The Cheese Stealer's Handbook by Shoshaku Jushaku. Originally published by Pretati Press, February 2014. Approx. 112 pages.
The Cheese Stealer's Handbook is by and far one of the more unique things I have ever read. Darkly acidic humor that in the end burns through your heart, you may not give this novella repeat readings but I think everyone should give it a look at least once.
How to describe this work? The Cheese Stealer's Handbook reads less like a journal than it does a drugged-up Catcher in the Rye with elements of Rodney Dangerfield. Our narrator quips, bitches, gets tripped out of his head, eviscerates the banalities of everyday life, and burns bridges.
We follow our drug-addict/alcoholic narrator as he more than efficiently lives up to his namesake (roughly translated as a life succession of mistake after mistake). He lives a sort of bohemian lifestyle, stumbling from fix to fix, planning to write a great novel, but having no idea how to do it. The book starts after one ugly breakup, and halfway through, he enters into another relationship, with a woman way too good for him, and that it is a foregone conclusion he will royally screw up.
In theory, you think to yourself, what's the point of all this?

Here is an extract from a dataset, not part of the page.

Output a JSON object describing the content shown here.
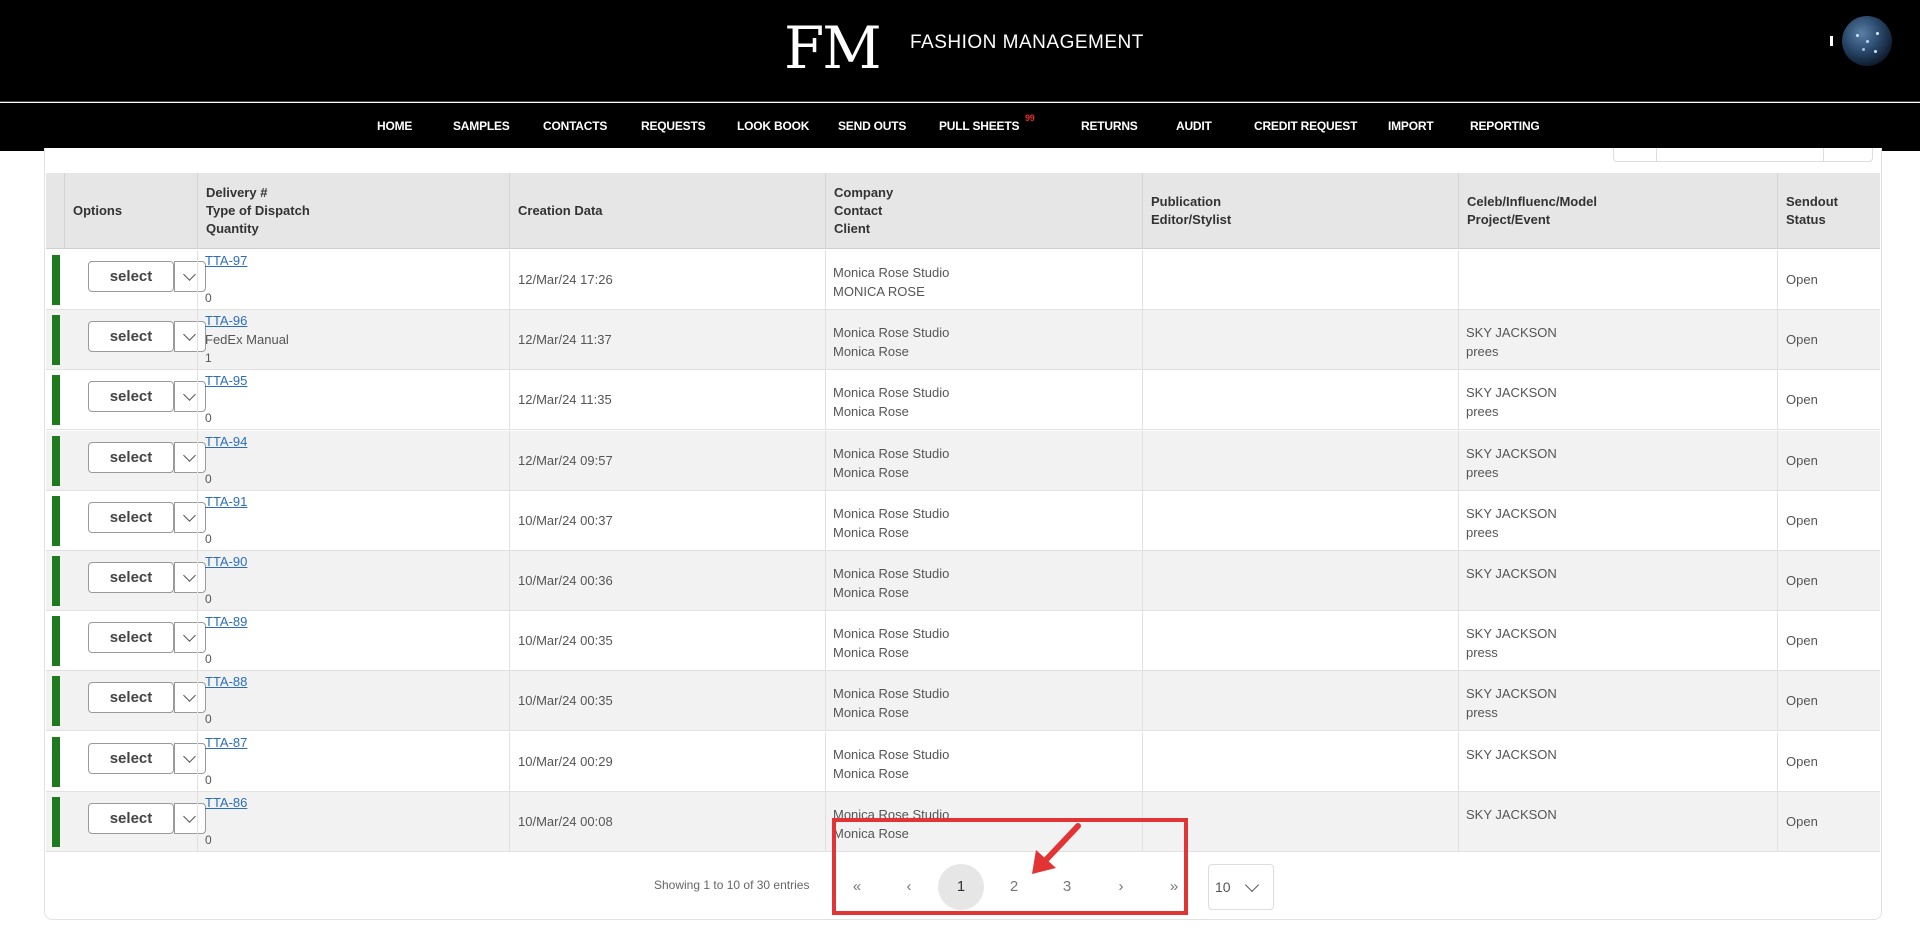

Why would I want to read about this unlikable, seemingly irredeemable, perpetually wasted young man?
And, as it starts, you don't like him. You can laugh at his quips (although some of the humor/situations seem a bit forced), sure, but you wonder why you should even care. Especially when you know that he will ultimately do nothing but harm those that would do good for him.

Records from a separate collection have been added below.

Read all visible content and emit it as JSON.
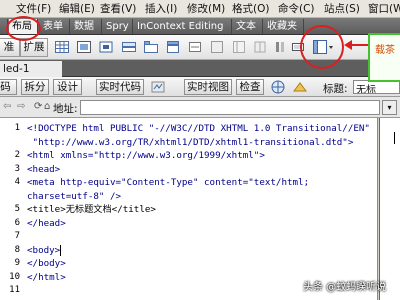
{
  "menu": {
    "items": [
      {
        "label": "文件(F)"
      },
      {
        "label": "编辑(E)"
      },
      {
        "label": "查看(V)"
      },
      {
        "label": "插入(I)"
      },
      {
        "label": "修改(M)"
      },
      {
        "label": "格式(O)"
      },
      {
        "label": "命令(C)"
      },
      {
        "label": "站点(S)"
      },
      {
        "label": "窗口(W"
      }
    ]
  },
  "insert_tabs": {
    "items": [
      {
        "label": "布局",
        "active": true
      },
      {
        "label": "表单"
      },
      {
        "label": "数据"
      },
      {
        "label": "Spry"
      },
      {
        "label": "InContext Editing"
      },
      {
        "label": "文本"
      },
      {
        "label": "收藏夹"
      }
    ]
  },
  "toolbar": {
    "standard_label": "准",
    "expand_label": "扩展"
  },
  "callout": {
    "text": "载茶"
  },
  "document": {
    "tab_label": "led-1"
  },
  "viewbar": {
    "code_label": "码",
    "split_label": "拆分",
    "design_label": "设计",
    "live_code_label": "实时代码",
    "live_view_label": "实时视图",
    "inspect_label": "检查",
    "title_label": "标题:",
    "title_value": "无标"
  },
  "address": {
    "label": "地址:",
    "value": ""
  },
  "code": {
    "line_numbers": [
      "1",
      "2",
      "3",
      "4",
      "5",
      "6",
      "7",
      "8",
      "9",
      "10",
      "11"
    ],
    "lines": [
      "<!DOCTYPE html PUBLIC \"-//W3C//DTD XHTML 1.0 Transitional//EN\"",
      " \"http://www.w3.org/TR/xhtml1/DTD/xhtml1-transitional.dtd\">",
      "<html xmlns=\"http://www.w3.org/1999/xhtml\">",
      "<head>",
      "<meta http-equiv=\"Content-Type\" content=\"text/html;",
      "charset=utf-8\" />",
      "<title>无标题文档</title>",
      "</head>",
      "",
      "<body>",
      "</body>",
      "</html>"
    ]
  },
  "watermark": {
    "text": "头条 @蚊蚂睽听说"
  },
  "colors": {
    "annotation_red": "#d92020",
    "callout_green": "#46c12e",
    "tab_bar": "#5b5b5b"
  }
}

The thing is, as the book progresses, you see the tragedy of the narrator, of perhaps most addicts, most directionless people. The square pegs. The self-saboteurs.
Whenever the narrator even half-heartedly tries to pull himself up, his demons happily yank him down. After a while, there seems no motivation to make himself "normal". What is normal anyway? It was never a term that applied to him anyway. Trying to work on his dream, his novel, puts him back in the throes of his vices, as he cannot effectively put his emotions into prose. Having something great, something he indeed loves, but knows full well he'll never be what it needs? Back to coke. And beer. And whatever else is in reach.
And then you realize: all the a$$hole-ish humor, it's just a coping mechanism. What else can you do when you have good qualities but just don't belong? Obviously the narrator has charm and intellect. This allows himself to always find a subsidizer/enabler. Mutually destructive symbiosis. Or something along those lines.
Shoshaku Jushaku is a masterful writer in that he either is a drug addict that can write coherently, or, just a good writer that nailed a mindset. I've known people like the narrator. Their behavior gets to be paint-by-numbers after a while. Now I've seen inside their heads.
Credit goes to the author, also, for some insightful and well-placed quotes at the beginning of each chapter. The only other author who I've seen properly uses quotations by Paul Valery is Cormac McCarthy, and that's no small praise.
So yes, I recommend this story, but don't expect a feel-good piece. The narrator ultimately succeeds at one goal; his work does not entertain his audience, but it surely changes them.
Here's what it is:
A free trip inside the head of someone you may have looked down on, sneered at, or gotten annoyed by. A first-person view of the life of someone suffering addiction, and the soul-crushing effects of it.
Nice and simple cover for this short tale. Stark white cover. Font looks hand written and the illustration looks hand sketched. But the best part is the back cover, where you find the recipe for Jamie's fudge.
Gotta try that soon. Just a little reminder that there is some heart in this story, even though you might think at times that the narrator doesn't have one.